Looking forward, we plan to keep our core discovery and engineering work rooted in Singapore but expand our clinical and business development activities in a wider footprint. We currently have a team of scientists who oversee our key clinical programs in the US and Europe, and are in the process of setting up the foundations for our China operations.

This Series C financing is a key milestone that will enable us to rapidly progress our lead programs into the clinic as well as support additional discovery work and development of our next generation programs.

 

The biopharma industry is increasingly embracing new technology platforms like the use of AI, big data, computational strategies for drug discovery and so on. Do you see this as the future of the industry – and how well have companies embraced this transformation?

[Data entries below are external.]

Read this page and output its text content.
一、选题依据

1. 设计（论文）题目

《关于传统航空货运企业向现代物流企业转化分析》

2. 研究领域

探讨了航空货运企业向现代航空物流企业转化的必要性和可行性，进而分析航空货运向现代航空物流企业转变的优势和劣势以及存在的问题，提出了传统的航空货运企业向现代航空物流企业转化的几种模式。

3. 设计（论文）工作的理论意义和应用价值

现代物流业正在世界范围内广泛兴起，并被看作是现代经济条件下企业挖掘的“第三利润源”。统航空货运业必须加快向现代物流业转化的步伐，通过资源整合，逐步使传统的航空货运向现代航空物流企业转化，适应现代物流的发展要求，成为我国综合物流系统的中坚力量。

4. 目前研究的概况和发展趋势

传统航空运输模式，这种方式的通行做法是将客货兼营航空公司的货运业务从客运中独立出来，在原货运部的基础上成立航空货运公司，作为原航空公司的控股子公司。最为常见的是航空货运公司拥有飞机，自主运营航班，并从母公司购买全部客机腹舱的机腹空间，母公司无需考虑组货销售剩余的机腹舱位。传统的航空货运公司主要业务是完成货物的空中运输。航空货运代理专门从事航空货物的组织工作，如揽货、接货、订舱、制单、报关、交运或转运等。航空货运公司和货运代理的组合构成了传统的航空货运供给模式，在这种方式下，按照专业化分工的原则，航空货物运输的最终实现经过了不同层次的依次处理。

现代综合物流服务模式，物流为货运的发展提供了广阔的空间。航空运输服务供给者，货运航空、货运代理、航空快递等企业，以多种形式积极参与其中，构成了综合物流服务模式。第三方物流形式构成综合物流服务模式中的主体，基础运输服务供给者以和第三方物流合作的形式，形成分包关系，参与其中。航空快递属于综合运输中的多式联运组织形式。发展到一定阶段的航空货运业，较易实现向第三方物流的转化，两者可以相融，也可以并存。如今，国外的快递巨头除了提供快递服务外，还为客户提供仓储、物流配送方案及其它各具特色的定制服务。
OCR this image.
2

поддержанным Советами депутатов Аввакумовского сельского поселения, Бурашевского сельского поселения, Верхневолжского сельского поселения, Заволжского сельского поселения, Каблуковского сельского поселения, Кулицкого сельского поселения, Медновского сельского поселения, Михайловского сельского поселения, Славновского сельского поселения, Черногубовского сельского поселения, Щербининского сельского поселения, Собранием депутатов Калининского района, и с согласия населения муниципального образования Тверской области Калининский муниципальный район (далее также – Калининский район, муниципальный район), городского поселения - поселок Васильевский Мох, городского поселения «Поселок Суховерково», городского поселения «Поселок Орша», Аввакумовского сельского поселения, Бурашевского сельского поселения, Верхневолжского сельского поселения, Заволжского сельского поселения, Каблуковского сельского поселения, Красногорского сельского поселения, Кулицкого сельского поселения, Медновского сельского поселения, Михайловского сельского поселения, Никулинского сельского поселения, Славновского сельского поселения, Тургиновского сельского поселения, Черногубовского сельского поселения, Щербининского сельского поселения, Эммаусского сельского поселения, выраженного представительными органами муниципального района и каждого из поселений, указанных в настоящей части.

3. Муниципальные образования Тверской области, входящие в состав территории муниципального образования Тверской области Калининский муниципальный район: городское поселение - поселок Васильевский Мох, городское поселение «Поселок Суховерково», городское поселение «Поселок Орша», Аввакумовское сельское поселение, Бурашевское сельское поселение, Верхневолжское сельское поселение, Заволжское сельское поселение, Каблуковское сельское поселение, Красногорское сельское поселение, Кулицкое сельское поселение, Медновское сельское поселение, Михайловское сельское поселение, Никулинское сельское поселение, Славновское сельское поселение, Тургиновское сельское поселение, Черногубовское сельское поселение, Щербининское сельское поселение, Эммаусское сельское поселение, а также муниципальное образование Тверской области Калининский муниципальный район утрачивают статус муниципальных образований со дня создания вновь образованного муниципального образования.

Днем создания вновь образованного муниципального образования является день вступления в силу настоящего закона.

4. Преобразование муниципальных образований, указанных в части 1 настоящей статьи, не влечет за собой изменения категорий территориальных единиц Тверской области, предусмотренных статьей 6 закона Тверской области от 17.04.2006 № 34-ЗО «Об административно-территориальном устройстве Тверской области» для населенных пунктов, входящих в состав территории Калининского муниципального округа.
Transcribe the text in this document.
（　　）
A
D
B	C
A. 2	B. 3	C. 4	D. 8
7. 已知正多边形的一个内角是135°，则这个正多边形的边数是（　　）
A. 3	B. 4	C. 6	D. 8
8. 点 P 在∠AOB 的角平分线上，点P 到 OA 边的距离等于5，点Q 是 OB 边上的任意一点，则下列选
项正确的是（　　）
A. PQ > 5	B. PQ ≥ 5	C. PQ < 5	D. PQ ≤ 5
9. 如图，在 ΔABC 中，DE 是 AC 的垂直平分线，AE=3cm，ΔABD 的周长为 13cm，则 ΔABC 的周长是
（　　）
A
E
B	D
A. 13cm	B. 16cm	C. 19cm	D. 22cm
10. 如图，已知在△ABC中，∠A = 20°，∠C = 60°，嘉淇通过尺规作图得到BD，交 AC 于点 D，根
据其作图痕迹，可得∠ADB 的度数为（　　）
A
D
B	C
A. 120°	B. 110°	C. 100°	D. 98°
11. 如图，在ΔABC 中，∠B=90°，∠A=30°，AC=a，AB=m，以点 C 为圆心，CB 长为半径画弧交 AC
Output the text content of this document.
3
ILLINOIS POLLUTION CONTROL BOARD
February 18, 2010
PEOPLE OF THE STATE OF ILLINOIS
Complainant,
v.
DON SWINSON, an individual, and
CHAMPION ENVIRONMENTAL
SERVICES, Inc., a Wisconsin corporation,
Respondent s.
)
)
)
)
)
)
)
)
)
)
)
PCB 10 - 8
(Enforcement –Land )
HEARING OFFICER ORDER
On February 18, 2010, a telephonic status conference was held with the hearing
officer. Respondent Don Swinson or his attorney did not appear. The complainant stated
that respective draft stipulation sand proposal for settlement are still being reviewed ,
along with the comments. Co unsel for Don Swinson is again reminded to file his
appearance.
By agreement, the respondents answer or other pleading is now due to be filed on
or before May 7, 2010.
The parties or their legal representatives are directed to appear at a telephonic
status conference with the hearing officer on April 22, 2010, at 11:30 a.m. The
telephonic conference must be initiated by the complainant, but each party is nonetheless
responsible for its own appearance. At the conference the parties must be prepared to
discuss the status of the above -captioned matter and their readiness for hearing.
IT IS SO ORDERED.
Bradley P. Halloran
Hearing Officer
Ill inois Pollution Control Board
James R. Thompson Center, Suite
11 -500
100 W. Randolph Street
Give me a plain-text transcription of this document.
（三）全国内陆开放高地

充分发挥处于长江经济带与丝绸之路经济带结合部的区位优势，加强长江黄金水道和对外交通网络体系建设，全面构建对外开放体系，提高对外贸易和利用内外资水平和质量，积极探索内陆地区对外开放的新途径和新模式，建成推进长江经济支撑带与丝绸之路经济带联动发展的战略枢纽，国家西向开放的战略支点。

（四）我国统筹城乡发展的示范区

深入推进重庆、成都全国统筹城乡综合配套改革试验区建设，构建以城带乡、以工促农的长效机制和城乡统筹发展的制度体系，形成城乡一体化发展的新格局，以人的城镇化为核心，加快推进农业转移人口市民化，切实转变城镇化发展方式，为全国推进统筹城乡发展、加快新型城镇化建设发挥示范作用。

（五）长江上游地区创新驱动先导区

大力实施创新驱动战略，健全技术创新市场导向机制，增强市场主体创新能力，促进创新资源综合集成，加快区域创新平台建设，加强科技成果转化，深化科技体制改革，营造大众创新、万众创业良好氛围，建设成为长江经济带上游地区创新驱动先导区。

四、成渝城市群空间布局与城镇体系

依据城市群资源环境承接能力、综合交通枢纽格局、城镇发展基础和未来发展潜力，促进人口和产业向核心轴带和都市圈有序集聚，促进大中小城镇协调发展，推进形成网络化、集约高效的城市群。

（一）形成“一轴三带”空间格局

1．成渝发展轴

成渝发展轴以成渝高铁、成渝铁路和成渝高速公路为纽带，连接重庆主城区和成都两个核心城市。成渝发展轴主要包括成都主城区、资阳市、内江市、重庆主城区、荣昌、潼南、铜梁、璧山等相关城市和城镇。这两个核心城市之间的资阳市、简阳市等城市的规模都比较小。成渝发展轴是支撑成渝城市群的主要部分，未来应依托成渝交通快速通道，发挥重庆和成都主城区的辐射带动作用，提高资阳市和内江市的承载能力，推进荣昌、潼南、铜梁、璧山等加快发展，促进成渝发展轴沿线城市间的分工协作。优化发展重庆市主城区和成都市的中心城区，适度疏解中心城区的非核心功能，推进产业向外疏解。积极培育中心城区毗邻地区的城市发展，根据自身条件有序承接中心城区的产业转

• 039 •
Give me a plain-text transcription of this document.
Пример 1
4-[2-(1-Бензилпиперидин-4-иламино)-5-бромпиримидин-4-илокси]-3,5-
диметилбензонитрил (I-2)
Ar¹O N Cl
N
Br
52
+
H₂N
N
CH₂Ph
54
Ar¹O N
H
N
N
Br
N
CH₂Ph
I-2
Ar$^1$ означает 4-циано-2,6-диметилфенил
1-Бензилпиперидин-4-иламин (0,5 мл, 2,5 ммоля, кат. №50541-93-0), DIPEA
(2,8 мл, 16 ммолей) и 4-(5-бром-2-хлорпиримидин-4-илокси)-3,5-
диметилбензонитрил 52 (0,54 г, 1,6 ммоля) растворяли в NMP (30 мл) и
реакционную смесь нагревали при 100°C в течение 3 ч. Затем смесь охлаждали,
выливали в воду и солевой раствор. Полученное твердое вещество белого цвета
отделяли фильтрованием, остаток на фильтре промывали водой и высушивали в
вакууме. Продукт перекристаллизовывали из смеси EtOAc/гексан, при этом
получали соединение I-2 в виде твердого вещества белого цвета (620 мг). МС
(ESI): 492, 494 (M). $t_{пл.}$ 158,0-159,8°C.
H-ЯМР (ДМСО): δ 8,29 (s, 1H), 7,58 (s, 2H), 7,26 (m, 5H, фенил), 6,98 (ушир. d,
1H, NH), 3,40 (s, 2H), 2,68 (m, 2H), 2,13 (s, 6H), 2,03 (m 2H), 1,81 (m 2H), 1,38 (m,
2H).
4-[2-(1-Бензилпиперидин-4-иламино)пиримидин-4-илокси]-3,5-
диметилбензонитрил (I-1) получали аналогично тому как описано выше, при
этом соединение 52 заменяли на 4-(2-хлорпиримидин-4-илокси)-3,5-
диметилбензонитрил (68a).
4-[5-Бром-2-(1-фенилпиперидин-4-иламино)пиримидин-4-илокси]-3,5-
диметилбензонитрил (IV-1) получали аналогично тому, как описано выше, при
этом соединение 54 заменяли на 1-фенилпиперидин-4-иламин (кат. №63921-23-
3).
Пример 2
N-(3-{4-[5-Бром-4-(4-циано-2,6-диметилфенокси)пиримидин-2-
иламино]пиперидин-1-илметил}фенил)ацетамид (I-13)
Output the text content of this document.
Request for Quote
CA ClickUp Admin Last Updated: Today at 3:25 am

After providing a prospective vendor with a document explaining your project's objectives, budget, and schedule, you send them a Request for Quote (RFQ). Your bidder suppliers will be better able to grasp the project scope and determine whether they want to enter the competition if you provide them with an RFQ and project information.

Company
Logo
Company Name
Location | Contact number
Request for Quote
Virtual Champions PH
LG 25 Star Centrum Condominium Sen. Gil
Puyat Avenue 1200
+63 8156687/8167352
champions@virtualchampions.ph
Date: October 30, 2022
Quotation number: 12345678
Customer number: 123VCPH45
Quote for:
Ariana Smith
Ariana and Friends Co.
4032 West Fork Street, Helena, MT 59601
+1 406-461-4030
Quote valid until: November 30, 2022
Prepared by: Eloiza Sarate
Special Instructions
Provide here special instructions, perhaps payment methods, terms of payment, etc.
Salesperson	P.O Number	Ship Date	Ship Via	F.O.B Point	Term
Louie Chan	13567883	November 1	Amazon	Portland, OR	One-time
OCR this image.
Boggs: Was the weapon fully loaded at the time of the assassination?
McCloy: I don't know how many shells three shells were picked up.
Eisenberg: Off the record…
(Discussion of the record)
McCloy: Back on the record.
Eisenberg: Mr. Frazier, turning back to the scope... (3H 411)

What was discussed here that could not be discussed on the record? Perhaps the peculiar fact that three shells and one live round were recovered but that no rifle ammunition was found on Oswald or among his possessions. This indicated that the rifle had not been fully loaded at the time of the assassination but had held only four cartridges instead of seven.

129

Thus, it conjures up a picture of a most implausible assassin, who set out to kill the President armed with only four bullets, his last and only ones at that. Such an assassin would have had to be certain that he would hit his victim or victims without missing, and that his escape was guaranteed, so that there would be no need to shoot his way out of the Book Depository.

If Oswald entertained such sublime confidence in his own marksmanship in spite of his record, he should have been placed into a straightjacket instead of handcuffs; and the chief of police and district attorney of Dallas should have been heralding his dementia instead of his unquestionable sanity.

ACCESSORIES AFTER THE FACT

It is often said that, compared to other industries, the biopharma industry is slow at adopting technology. However, we are certainly seeing that the industry is starting to embrace new technologies as benefits of such technologies are being realized – from biomedical research to drug discovery and even manufacturing – including cost and time efficiencies. The demand for faster and better drug development brought on by the pandemic is only going to accelerate the adoption of such technologies.

While transformation is taking shape across the industry, talent and capability building initiatives can be fragmented. But, it is often a learning process that requires both organization and systems-level change, and I believe we are well on our way to truly realize the promise of digital innovation and technologies in the work that we do as an industry.